Before we arrived at the bar, a little birdy (my mother) told me that my middle school crush may be there right now. So, I entered the bar and reluctantly forked over a $25 cover charge. As one does with mild anxiety and direct access to alcohol, I beelined to the shots. The liquid courage burned my throat and directed my focus.

In middle school, I was an oddball with colorful glasses.

Circa 2014, I went as Doctor Who for Halloween. Wielding a ‘sonic’ screwdriver, wearing checkered suspenders, and rocking a blunt bob, I failed to beat the allegations that I was not a closeted lesbian. One fateful evening, my crush turned to me and asked me a deep question.

“Molly, can I ask you something?” “Yes,” I said, anticipating something big. “Are you a lesbian? You can tell me if you are.” I paused. I had a raging crush on the boy. “I don’t know,” I responded, feigning uncertainty.

Fast forward to 2023, and we were across from one another in a dimly lit bar, nursing IPAs. He threw out a deeply personal question, just for the hell of it: “Why didn’t it work out with the frat guy?” He asked. “Well, I met my boyfriend while we were talking.” He nodded, understandingly. “And he was flaky. I mean, what can I do with a flake?” I said, looking around for answers. His eyes widened with a sense of amusement.

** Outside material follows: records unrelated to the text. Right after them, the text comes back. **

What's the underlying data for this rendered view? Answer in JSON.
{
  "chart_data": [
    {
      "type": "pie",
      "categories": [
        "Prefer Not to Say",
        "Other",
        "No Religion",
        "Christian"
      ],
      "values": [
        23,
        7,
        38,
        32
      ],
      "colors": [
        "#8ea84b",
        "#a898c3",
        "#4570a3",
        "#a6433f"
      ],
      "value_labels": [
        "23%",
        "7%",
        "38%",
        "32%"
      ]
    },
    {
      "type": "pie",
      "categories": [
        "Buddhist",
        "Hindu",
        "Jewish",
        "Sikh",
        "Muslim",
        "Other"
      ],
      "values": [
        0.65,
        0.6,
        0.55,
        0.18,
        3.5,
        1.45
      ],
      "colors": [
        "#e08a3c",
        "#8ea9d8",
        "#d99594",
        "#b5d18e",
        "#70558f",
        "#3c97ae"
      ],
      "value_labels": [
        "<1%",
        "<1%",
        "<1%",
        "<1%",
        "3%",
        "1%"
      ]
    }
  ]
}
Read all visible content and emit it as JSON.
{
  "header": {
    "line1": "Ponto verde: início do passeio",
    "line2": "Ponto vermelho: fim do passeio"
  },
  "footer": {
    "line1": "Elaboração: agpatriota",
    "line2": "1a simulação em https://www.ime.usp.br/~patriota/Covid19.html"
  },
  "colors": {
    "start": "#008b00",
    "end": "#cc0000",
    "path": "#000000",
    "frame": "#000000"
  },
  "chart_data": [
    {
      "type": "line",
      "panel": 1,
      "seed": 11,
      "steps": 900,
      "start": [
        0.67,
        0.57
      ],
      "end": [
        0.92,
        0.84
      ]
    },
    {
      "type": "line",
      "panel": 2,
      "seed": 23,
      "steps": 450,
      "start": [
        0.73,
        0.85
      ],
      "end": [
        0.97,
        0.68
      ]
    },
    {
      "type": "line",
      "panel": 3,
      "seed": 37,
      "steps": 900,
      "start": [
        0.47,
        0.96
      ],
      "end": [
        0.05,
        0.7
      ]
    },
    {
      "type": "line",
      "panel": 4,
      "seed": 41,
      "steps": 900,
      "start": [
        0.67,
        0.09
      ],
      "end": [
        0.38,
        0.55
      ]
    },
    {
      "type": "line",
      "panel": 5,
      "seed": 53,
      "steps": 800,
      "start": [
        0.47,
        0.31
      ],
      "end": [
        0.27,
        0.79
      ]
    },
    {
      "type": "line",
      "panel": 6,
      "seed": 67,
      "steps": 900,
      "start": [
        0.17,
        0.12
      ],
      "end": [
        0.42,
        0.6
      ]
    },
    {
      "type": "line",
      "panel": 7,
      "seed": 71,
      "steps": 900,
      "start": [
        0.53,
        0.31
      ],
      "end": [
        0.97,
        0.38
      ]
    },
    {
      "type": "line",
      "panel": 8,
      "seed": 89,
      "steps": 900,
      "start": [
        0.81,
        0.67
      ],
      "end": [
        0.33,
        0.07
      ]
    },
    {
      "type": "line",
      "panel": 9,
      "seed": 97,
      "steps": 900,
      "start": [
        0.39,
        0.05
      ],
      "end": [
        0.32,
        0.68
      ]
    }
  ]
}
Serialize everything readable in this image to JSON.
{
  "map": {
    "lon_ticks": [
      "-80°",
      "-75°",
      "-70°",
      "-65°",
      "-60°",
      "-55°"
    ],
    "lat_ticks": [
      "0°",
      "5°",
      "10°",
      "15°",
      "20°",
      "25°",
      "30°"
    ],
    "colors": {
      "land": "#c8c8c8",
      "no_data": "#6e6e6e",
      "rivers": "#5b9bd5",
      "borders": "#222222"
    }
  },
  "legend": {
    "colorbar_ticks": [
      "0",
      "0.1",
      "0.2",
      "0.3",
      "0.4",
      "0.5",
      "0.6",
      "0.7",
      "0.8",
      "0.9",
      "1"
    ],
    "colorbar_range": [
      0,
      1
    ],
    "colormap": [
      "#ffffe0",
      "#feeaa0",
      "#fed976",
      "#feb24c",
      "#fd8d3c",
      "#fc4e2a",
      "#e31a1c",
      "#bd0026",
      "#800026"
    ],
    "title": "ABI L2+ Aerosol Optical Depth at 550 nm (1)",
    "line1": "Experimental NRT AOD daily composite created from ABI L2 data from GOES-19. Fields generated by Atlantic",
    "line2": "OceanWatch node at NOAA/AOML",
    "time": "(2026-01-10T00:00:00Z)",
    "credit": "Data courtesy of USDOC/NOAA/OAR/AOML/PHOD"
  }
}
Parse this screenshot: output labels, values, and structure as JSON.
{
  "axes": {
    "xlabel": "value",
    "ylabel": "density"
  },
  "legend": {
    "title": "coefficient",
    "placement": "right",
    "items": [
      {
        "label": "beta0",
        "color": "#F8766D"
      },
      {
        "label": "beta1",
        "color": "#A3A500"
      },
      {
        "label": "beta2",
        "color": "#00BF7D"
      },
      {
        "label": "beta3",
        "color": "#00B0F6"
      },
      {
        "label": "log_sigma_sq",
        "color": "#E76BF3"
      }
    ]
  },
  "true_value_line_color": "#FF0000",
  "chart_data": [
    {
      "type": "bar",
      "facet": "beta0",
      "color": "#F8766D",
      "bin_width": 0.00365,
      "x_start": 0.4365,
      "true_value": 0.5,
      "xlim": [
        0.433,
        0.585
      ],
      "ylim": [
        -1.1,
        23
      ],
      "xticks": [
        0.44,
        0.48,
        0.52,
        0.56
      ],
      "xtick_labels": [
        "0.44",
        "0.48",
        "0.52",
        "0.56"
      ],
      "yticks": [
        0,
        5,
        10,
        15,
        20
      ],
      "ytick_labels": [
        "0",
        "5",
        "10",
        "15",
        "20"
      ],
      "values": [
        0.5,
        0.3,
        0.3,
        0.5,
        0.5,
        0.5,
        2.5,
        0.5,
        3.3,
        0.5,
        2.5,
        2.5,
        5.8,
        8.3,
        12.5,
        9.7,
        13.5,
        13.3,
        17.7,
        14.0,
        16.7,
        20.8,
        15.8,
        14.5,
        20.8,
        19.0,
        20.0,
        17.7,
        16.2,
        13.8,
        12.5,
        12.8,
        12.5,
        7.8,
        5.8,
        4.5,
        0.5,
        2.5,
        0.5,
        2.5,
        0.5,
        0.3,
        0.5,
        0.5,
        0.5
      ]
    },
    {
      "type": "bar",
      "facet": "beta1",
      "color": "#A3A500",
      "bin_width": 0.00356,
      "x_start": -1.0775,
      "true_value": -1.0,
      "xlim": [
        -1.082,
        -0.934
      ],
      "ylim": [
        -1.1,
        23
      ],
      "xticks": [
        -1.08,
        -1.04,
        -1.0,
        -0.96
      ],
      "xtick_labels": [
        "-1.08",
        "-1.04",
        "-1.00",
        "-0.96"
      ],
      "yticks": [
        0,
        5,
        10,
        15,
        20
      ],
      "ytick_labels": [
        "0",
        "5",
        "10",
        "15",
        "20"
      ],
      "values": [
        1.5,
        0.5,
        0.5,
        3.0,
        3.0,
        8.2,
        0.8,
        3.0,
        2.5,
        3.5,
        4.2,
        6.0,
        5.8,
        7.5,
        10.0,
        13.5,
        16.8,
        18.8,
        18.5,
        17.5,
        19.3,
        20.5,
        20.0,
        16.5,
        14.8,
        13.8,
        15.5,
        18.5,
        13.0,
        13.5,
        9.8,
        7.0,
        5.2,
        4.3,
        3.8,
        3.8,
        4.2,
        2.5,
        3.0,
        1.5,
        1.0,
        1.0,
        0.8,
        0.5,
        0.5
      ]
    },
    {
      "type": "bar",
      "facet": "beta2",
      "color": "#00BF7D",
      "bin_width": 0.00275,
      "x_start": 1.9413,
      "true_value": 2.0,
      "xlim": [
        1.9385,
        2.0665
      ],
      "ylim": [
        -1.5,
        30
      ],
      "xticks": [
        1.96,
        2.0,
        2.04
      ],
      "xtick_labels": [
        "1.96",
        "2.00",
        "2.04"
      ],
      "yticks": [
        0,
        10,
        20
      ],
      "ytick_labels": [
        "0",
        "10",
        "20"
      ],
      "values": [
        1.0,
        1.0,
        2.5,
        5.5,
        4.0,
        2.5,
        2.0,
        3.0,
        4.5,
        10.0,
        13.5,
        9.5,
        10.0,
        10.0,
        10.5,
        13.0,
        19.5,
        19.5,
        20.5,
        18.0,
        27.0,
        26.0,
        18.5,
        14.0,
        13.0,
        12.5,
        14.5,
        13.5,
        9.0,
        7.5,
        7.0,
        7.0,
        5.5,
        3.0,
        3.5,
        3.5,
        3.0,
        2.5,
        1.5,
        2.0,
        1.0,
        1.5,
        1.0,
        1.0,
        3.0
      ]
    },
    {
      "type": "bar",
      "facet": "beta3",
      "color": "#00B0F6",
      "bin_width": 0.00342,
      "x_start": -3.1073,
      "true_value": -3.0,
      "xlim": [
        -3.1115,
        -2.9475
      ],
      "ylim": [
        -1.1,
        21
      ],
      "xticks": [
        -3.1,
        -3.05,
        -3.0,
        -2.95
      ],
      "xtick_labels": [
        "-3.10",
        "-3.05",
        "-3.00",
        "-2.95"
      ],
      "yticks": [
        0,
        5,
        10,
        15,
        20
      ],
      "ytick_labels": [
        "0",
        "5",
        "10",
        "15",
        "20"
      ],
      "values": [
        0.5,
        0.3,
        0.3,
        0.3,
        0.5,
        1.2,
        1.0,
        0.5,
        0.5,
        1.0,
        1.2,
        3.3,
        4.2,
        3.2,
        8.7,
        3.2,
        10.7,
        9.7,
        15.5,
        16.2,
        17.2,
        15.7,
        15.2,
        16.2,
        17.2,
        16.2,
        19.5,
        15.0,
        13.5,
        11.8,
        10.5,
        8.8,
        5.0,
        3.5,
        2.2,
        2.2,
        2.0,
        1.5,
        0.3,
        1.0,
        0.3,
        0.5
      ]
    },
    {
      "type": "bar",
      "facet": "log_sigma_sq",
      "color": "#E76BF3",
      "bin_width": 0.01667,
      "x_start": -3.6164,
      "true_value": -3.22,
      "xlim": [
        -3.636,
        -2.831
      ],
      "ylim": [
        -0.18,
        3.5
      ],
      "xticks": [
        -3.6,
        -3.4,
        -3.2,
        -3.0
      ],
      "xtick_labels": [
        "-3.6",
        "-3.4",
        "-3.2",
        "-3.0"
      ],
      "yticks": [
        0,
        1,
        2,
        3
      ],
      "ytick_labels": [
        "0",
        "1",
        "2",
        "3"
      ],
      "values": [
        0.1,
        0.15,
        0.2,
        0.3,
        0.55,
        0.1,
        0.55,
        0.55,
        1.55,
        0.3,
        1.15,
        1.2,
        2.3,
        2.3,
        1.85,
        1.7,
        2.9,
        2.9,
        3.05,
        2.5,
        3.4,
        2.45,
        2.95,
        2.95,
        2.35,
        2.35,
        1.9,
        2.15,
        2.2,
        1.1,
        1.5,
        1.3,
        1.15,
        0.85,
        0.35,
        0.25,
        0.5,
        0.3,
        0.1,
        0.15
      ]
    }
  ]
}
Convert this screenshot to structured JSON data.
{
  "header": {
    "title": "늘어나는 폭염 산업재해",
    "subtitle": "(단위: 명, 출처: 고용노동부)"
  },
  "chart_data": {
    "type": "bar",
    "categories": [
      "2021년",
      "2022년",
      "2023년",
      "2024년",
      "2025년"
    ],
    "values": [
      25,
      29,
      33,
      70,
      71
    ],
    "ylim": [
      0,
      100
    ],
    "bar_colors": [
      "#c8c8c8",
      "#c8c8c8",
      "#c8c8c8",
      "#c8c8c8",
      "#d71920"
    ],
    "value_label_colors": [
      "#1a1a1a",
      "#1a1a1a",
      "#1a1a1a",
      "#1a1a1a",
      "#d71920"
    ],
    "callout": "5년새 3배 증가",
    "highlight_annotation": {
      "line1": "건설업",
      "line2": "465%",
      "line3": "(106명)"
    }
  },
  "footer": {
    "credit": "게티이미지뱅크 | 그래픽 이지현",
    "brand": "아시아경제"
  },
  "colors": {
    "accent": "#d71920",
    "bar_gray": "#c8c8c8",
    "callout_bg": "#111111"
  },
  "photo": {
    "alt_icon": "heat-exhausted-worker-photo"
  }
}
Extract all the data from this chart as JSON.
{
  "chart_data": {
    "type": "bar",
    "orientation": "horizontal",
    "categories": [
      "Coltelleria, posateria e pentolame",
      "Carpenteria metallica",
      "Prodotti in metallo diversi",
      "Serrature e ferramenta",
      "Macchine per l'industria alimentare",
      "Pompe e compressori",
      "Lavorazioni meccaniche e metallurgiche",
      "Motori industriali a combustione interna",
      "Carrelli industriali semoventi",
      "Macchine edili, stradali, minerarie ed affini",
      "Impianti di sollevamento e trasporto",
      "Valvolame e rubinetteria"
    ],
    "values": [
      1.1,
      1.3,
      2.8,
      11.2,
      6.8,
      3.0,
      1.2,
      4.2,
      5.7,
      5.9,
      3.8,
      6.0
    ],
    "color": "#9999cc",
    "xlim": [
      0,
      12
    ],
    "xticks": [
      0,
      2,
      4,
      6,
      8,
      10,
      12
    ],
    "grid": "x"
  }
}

My candidness was certainly new to him, but his questioning wasn’t for me.

We gained momentum talking about life, college, relationships, middle school, and our impending New Year plans.

“I’m going out clubbing with my childhood friend, Daniel, who I recently reconnected with,” I told him. “I used to have a crush on him,” I said, breaking out into a quick laugh and leaning back in my bar stool.

While we were talking, my mom migrated from the dance floor to us. She rested her body against the wall, striking up a conversation about my time in middle school. “Yeah, that was a difficult time. We weren’t able to pay your school tuition anymore.”

She paused. I held my breath, preparing for what she could say next.

“Thank god you did so well, and they let you stay there,” She finished, sensing tension and wanting to alleviate it.

“Thank you,” I said, nodding. He nodded, too. She walked off and continued with her festivities. And we continued to talk without another hiccup.

So, that oddball girl grew up. And finally lived down the awkwardness of adolescence.

But she may never escape the fear of mom’s embarrassment— proof that some things never change, no matter how many IPAs are involved.